The Fight For Fayette
1863 .44 Remington Relic



Courtesy of David V. Radcliffe Collection


This spectacular item is a great part of Missouri Partisan Ranger history. It is a wonderful weapon lost during the Sept. 24, 1864 "Fight For Fayette" by one of Anderson, Todd, or Quantrill's men. It might have even been one of these men themsleves.

Found in 1929 by a worker for a WPA sewer project which was under way at Central College in Fayette. While they were digging at the site of a railroad-tie block house, the center point of the Civil War "Fight for Fayette" 2 guns, both empty, were excavated at the base of the hill.



There is quite a history behind the "Fight For Fayette". In September of 1864, Bill Anderson, George Todd and John Thrailkill, all somewhat independent lieutenants of William Quantrill, were riding hard in Central Missouri. Anderson had sacked Rocheport, Todd and Thraikill followed his example at Keytesville and all mails between military posts at Fayette, Franklin and Renick were stopped.

On the 23rd of September 1864, their combined forces wiped out a twelve wagon military train northeast of Rocheport at a place commonly known as Gosline's Lane near Woodlandville, Missouri.

That evening, Brigadier General J.B. Douglas landed at Rocheport with 500 men and went north looking for Anderson. Major Reeves Leonard with a company of the 9th Missouri Cavalry came down from Fayette to join him. While Leonard was moving toward Douglas, the Missouri Partisan Rangers neatly circled him, and at dawn of the next day, (September 24, 1864) were on the outskirts of Fayette, the county seat of Howard County.

As Anderson and Todd rested in the hills south of Fayette, they were joined by their old captain, William Quantrill. The three men sat down and discussed the possibility of raiding the town. Anderson and Todd were of the opinion that the Union post had been drained of men; Quantrill, who had had some sad experiences with fortified brick courthouses, believed that the village should be avoided.

Heated words were exchanged, but Bill Anderson prevailed, and an attack was decided upon. The Missouri Partisan Rangers formed in a column in the timber south of town, and at a trot proceeded up Church Street west of the city cemetery. As they reached the edge of town, they broke into a gallop, and with their fierce Rebel yells charged into the courthouse square. Here they were met by a volley of Minie balls from some thirty troopers of the Ninth Cavalry barricaded in the courthouse and in a heavy railroad-tie blockhouse on the hill were Central College is presently located.

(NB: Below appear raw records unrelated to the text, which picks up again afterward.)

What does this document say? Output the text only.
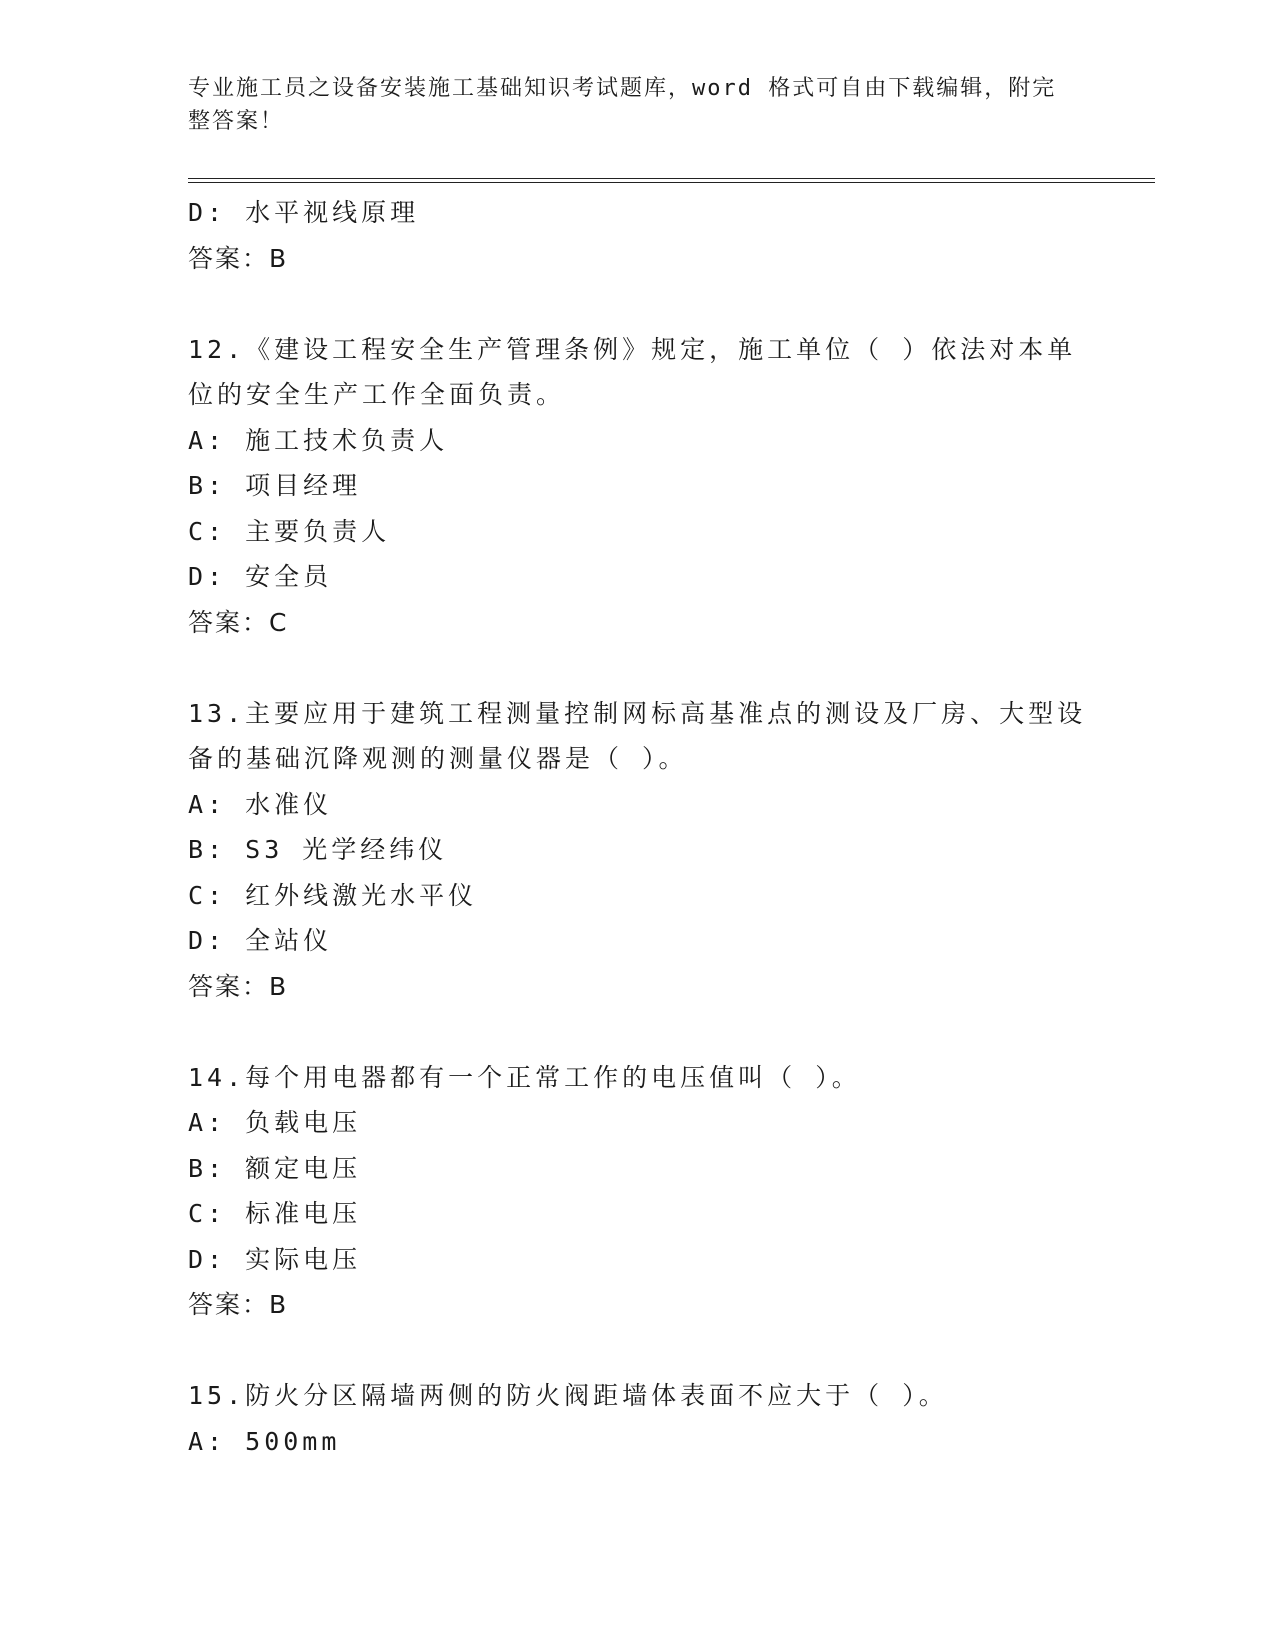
专业施工员之设备安装施工基础知识考试题库，word 格式可自由下载编辑，附完
整答案！
D: 水平视线原理
答案：B
12.《建设工程安全生产管理条例》规定，施工单位（ ）依法对本单
位的安全生产工作全面负责。
A: 施工技术负责人
B: 项目经理
C: 主要负责人
D: 安全员
答案：C
13.主要应用于建筑工程测量控制网标高基准点的测设及厂房、大型设
备的基础沉降观测的测量仪器是（ ）。
A: 水准仪
B: S3 光学经纬仪
C: 红外线激光水平仪
D: 全站仪
答案：B
14.每个用电器都有一个正常工作的电压值叫（ ）。
A: 负载电压
B: 额定电压
C: 标准电压
D: 实际电压
答案：B
15.防火分区隔墙两侧的防火阀距墙体表面不应大于（ ）。
A: 500mm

The Missouri Partisan Rangers had stuck their heads into a hornet's nest. Commanded by Lieutenants Joseph M. Street and Thomas H. Smith, the Union troopers picked them off as they circled around the courthouse, firing their pistols futilely at brick walls.

Bill Anderson led one wild dash at the blockhouse, his black curls streaming out from under a large plumed hat, but the Missouri Partisan Rangers had no way of entering it. Frank James afterwards said, "It was like charging a stone wall, only this stone wall belched lead", and added: "The worst scared I ever was during the war was in the Fayette fight."

In a few minutes it was all over. The Missouri Partisan Rangers pulled north out of town, leaving thirteen dead behind, and holding in their saddles some thirty wounded companions. They went slowly up the Roanoke Road, leaving their wounded to be hidden by sympathetic farmers.

At dusk Quantrill and his loyal, tried and true men parted with Anderson and Todd in disgust.

Then later that night Todd and Thraikill and their company left Bloody Bill.

As fate and destiny (as well as their own direspect for Quantrill) Todd and Anderson were to die by the Yankee hand within the next month. All without their commander, William Clarke Quantrill.

Left behind by one of the Missouri Partisan Rangers (possibly Anderson, Todd, or Quantrill himself) was this new model 1863 Remington .44 cal. revolver. It is doubtful it would have belonged or been left on the field by one of the Federals as they used arsenal made long range muskets and carbines.

In Missouri, the Partisan Ranger rarely used a rifle musket or sword. They rode into battle with a minimum of 2 and a probable maximum of 8 six-shot pistols per man. One would be carried on each hip, two would be in saddle holsters and 2 in each saddle bag. All loaded and all expendable.

These Missouri Partisan Rangers would generally throw their empty pistols down as they emptied them and draw those ready to fire. They could afford to do this as they generally carried the field and they could go back over it and pick up their empty guns as well as the loaded ones dropped by the defending militia. But, this time it wasn't meant to be.